Neither executive would reveal Wrangler’s sales in Europe, which split about 80 percent men’s wear and 20 percent women’s wear. Both Munoz and Brennan think there is large potential in the women’s jeans market.
“We believe the latest advertising campaign will help in the women’s market because we are one of the few major jeans brands giving a strong, capable woman such prominence in its ads,” Brennan said.
Wrangler’s approach to the European market is two-pronged. The company distributes its Authentics collection to mass-market retailers across Europe, while its western line is reserved for more upmarket specialty and department stores.
“Our objective is to distribute our product through as many channels in Europe as possible, from mail order to mass merchants to specialty stores,” Munoz said.
Munoz is aware his main task in Europe is to listen to the locals. While Wrangler is playing on its U.S. history to build its European business, it sells nothing in Europe that hasn’t been adapted for local tastes. Almost all the jeans it sells in Europe are produced at its plant in Felkirk, Scotland, while tops are sourced from Greece, Portugal and Turkey.

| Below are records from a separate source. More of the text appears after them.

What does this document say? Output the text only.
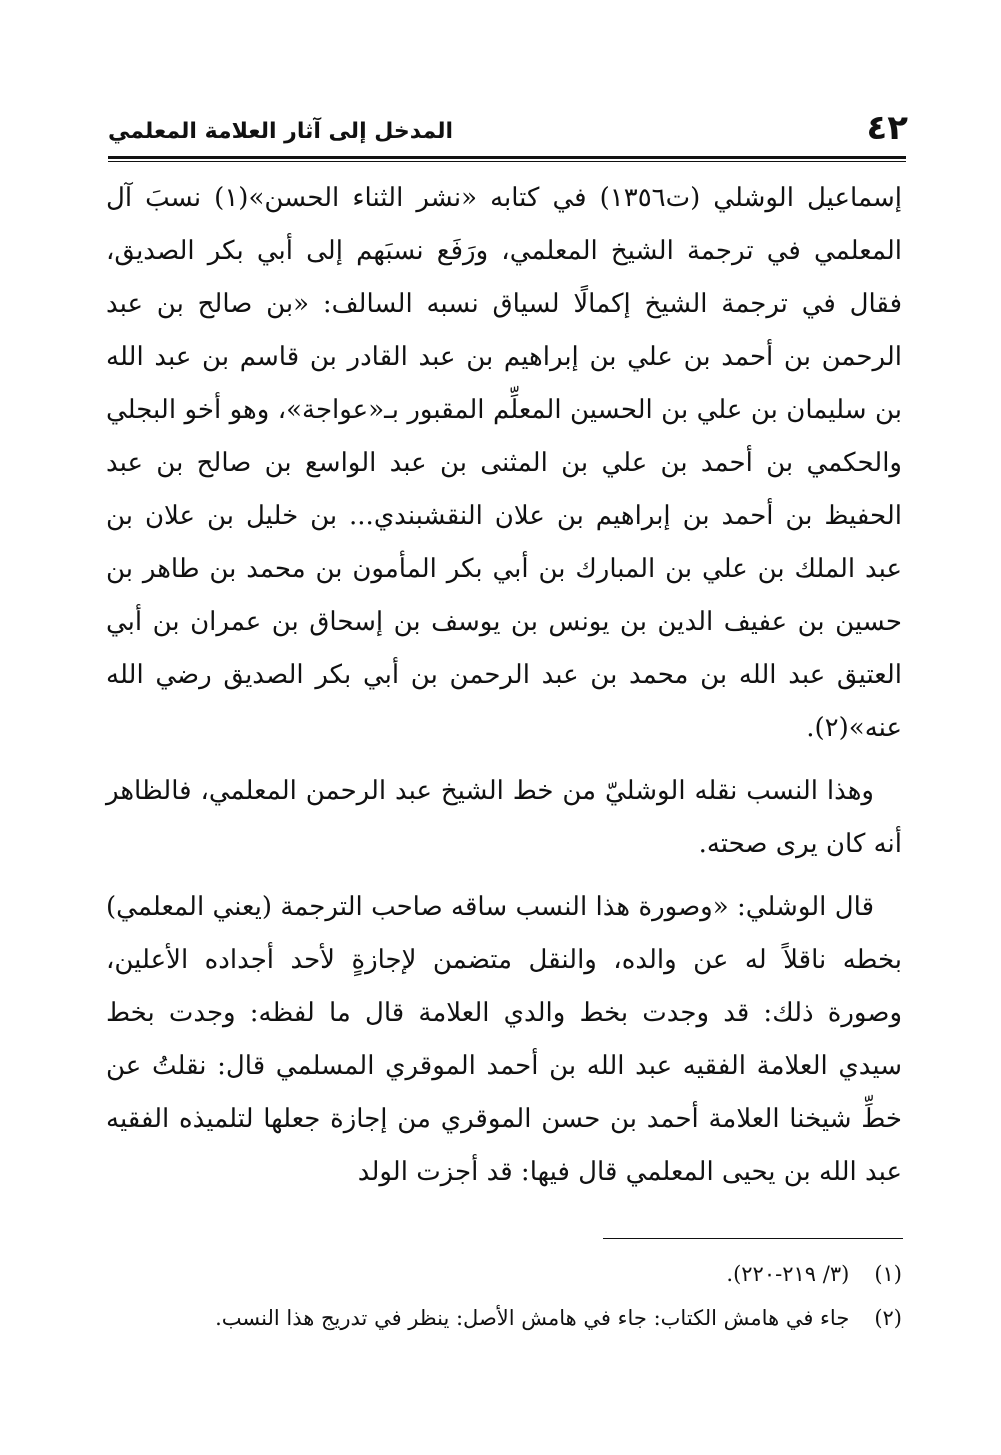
٤٢
المدخل إلى آثار العلامة المعلمي

إسماعيل الوشلي (ت١٣٥٦) في كتابه «نشر الثناء الحسن»(١) نسبَ آل المعلمي في ترجمة الشيخ المعلمي، ورَفَع نسبَهم إلى أبي بكر الصديق، فقال في ترجمة الشيخ إكمالًا لسياق نسبه السالف: «بن صالح بن عبد الرحمن بن أحمد بن علي بن إبراهيم بن عبد القادر بن قاسم بن عبد الله بن سليمان بن علي بن الحسين المعلِّم المقبور بـ«عواجة»، وهو أخو البجلي والحكمي بن أحمد بن علي بن المثنى بن عبد الواسع بن صالح بن عبد الحفيظ بن أحمد بن إبراهيم بن علان النقشبندي... بن خليل بن علان بن عبد الملك بن علي بن المبارك بن أبي بكر المأمون بن محمد بن طاهر بن حسين بن عفيف الدين بن يونس بن يوسف بن إسحاق بن عمران بن أبي العتيق عبد الله بن محمد بن عبد الرحمن بن أبي بكر الصديق رضي الله عنه»(٢).

وهذا النسب نقله الوشليّ من خط الشيخ عبد الرحمن المعلمي، فالظاهر أنه كان يرى صحته.

قال الوشلي: «وصورة هذا النسب ساقه صاحب الترجمة (يعني المعلمي) بخطه ناقلاً له عن والده، والنقل متضمن لإجازةٍ لأحد أجداده الأعلين، وصورة ذلك: قد وجدت بخط والدي العلامة قال ما لفظه: وجدت بخط سيدي العلامة الفقيه عبد الله بن أحمد الموقري المسلمي قال: نقلتُ عن خطِّ شيخنا العلامة أحمد بن حسن الموقري من إجازة جعلها لتلميذه الفقيه عبد الله بن يحيى المعلمي قال فيها: قد أجزت الولد

(١) (٣/ ٢١٩-٢٢٠).

(٢) جاء في هامش الكتاب: جاء في هامش الأصل: ينظر في تدريج هذا النسب.
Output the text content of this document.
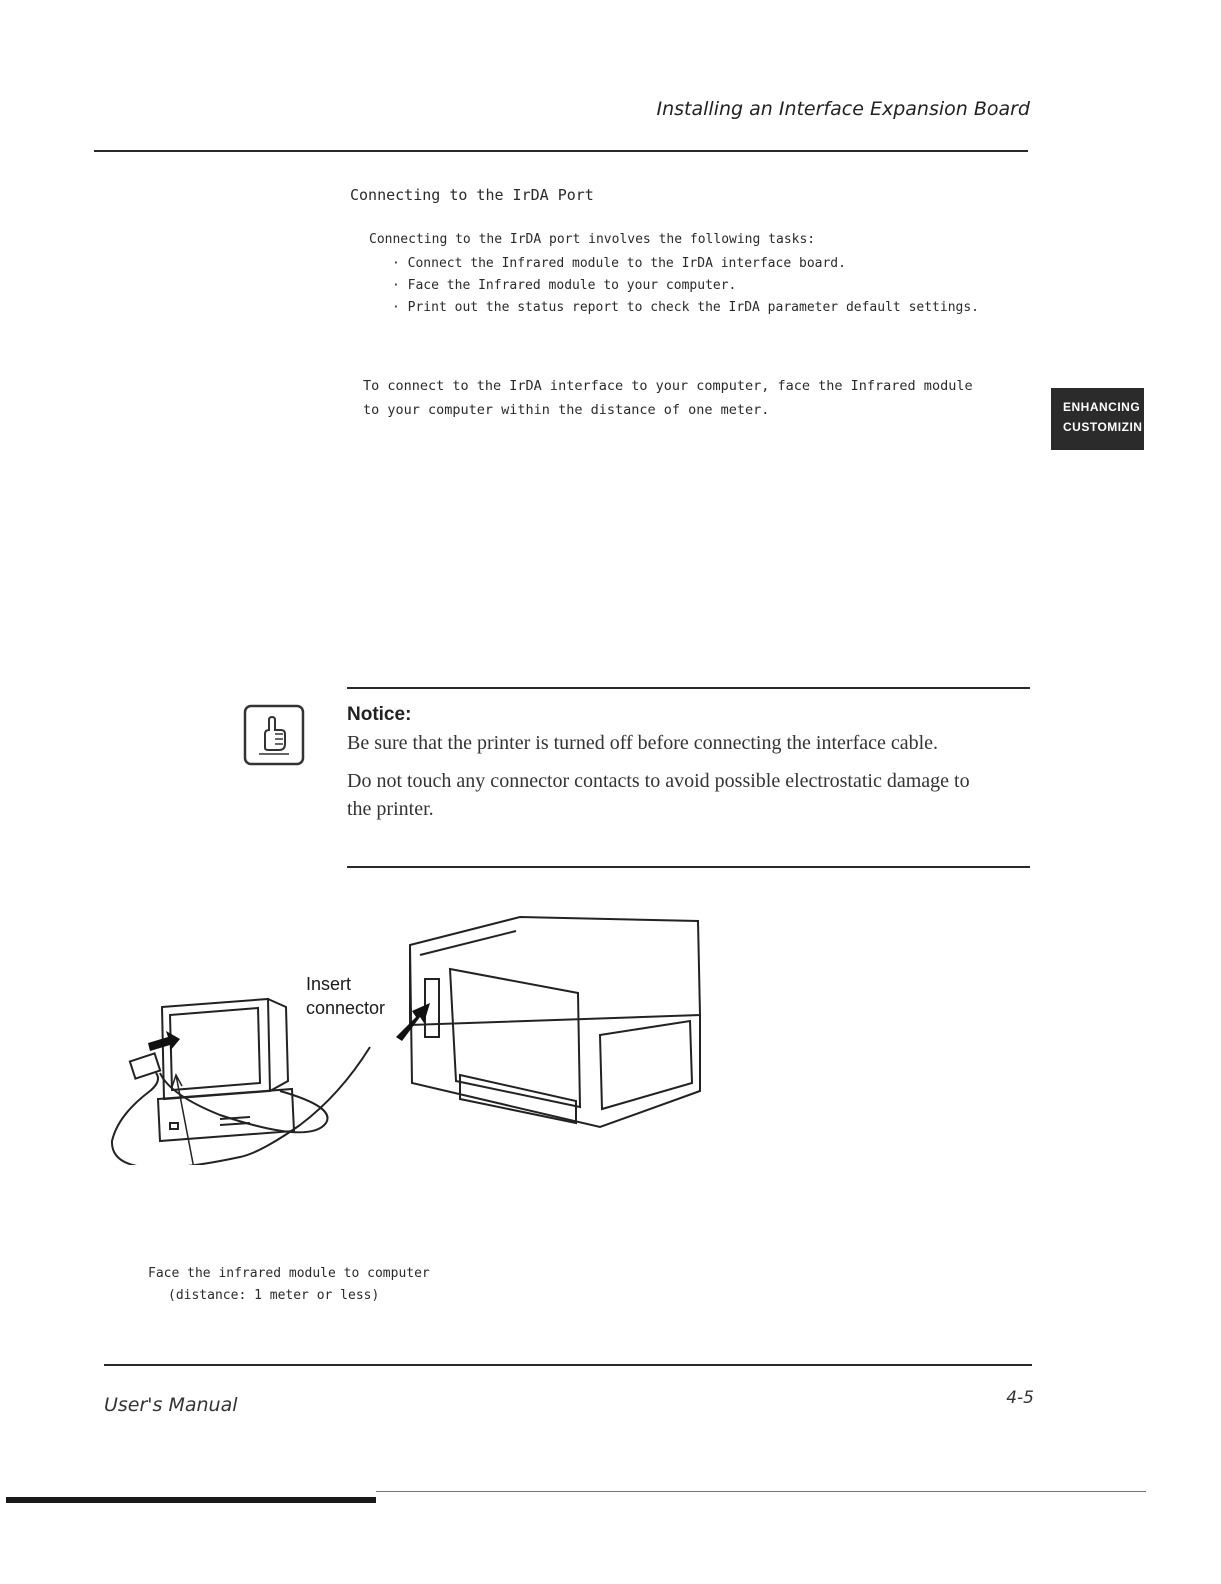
Installing an Interface Expansion Board
Connecting to the IrDA Port
Connecting to the IrDA port involves the following tasks:
· Connect the Infrared module to the IrDA interface board.
· Face the Infrared module to your computer.
· Print out the status report to check the IrDA parameter default settings.
To connect to the IrDA interface to your computer, face the Infrared module
to your computer within the distance of one meter.	ENHANCING
CUSTOMIZIN
Notice:

Be sure that the printer is turned off before connecting the interface cable.

Do not touch any connector contacts to avoid possible electrostatic damage to the printer.

Insert
connector
Face the infrared module to computer
(distance: 1 meter or less)
User's Manual	4-5
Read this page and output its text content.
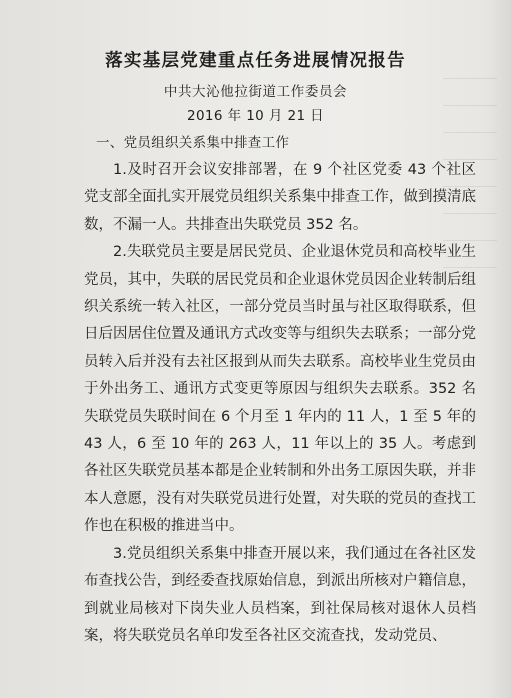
落实基层党建重点任务进展情况报告
中共大沁他拉街道工作委员会
2016 年 10 月 21 日
一、党员组织关系集中排查工作

1.及时召开会议安排部署，在 9 个社区党委 43 个社区党支部全面扎实开展党员组织关系集中排查工作，做到摸清底数，不漏一人。共排查出失联党员 352 名。

2.失联党员主要是居民党员、企业退休党员和高校毕业生党员，其中，失联的居民党员和企业退休党员因企业转制后组织关系统一转入社区，一部分党员当时虽与社区取得联系，但日后因居住位置及通讯方式改变等与组织失去联系；一部分党员转入后并没有去社区报到从而失去联系。高校毕业生党员由于外出务工、通讯方式变更等原因与组织失去联系。352 名失联党员失联时间在 6 个月至 1 年内的 11 人，1 至 5 年的 43 人，6 至 10 年的 263 人，11 年以上的 35 人。考虑到各社区失联党员基本都是企业转制和外出务工原因失联，并非本人意愿，没有对失联党员进行处置，对失联的党员的查找工作也在积极的推进当中。

3.党员组织关系集中排查开展以来，我们通过在各社区发布查找公告，到经委查找原始信息，到派出所核对户籍信息，到就业局核对下岗失业人员档案，到社保局核对退休人员档案，将失联党员名单印发至各社区交流查找，发动党员、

“We believe our core jeans product can be marketed on a pan-European basis, but other areas such as tops will have to be regionalized,” Munoz says.
Even in jeans there has to be some recognition that tastes differ throughout Europe. For example, southern Europe prefers button-fly jeans, while northern Europe goes for zip styles.
“The concept of the classic five-pocket jean is worldwide, but it’s a question of styling,” Brennan noted. “What you wind up with is a line that places varying degrees of emphasis on different styles, depending on the marketplace.
“But we expect more internationalization to come to jeans, especially as there is more communication on a pan-European basis and as retailers spread across borders,” he said.